2 Posted by ykl on 12 November 2007 | Permalink
Thanks a lot. It's really helpful for web developer.
3 Posted by Michael on 17 November 2007 | Permalink
cool. your core table is nearly complete and i cannot wait if you have finished it, than its a real compendium. Good work and thank you for sharing.
4 Posted by JeroenH on 21 November 2007 | Permalink
The table lists that Opera returns the wrong nodeName for the comment, and also the wrong nodeType, and also an incorrect nodeValue.
That's because it inserts a whitespace node after the comment, but still inside body. If you get the actual comment, it works fine.
It's not the DOM that's wrong, it's the HTML parser. I guess the others that get comments wrong do a similar thing.
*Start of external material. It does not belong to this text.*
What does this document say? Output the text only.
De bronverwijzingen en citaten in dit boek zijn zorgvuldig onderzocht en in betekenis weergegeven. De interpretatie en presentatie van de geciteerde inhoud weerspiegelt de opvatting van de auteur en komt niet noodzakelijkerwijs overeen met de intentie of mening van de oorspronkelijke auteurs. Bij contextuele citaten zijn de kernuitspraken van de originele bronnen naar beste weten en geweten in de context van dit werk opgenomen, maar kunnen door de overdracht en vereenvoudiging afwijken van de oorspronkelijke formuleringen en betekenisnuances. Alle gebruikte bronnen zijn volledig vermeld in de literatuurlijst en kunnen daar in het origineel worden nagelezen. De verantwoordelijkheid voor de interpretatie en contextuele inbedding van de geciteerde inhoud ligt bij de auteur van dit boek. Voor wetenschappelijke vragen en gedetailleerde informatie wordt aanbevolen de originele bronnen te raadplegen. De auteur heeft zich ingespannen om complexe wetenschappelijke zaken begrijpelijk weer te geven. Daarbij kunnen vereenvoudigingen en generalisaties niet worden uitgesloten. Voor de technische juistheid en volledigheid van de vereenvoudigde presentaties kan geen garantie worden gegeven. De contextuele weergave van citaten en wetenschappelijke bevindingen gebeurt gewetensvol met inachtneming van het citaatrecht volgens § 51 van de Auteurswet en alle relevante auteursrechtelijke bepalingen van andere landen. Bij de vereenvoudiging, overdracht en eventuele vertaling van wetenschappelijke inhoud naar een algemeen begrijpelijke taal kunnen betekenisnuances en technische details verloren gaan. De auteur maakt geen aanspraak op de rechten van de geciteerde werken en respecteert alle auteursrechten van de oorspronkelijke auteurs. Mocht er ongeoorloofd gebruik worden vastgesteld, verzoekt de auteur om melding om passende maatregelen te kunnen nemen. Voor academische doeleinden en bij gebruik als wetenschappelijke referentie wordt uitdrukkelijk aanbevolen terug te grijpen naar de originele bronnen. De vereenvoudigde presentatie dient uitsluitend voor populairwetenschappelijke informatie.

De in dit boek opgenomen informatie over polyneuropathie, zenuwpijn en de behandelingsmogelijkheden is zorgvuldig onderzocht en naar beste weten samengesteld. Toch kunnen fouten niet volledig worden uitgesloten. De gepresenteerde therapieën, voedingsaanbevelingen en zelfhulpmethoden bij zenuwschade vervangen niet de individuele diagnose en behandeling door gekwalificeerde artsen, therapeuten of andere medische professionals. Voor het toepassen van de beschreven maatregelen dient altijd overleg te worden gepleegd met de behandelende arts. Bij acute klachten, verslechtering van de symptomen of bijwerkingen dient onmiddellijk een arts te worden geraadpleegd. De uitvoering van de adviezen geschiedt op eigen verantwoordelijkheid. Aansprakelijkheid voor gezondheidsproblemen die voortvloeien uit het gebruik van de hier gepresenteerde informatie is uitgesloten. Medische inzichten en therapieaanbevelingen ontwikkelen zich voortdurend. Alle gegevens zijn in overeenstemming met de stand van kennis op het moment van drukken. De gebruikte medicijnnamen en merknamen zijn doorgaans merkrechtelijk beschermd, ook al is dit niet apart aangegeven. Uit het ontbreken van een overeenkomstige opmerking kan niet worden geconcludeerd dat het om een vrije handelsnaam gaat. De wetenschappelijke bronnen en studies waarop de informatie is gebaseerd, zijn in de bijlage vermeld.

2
5 Posted by Maciej Stachowiak on 23 November 2007 | Permalink
Some of the properties listed here are actually IE extensions (and I don't mean just the ones in the extensions table).
I spotted the following:
- children[]
- sourceIndex
- contains
Might help to check some of these against the DOM Core spec.
6 Posted by ppk on 23 November 2007 | Permalink
Yes, that's correct. I included a few methods and properties that are
a) useful
b) supported by other browsers than IE
As far as I'm concerned these methods and properties should be supported by all browsers because they're useful.
Safari has a pretty good record for such properties, BTW, it's Mozilla that we'll have to convince.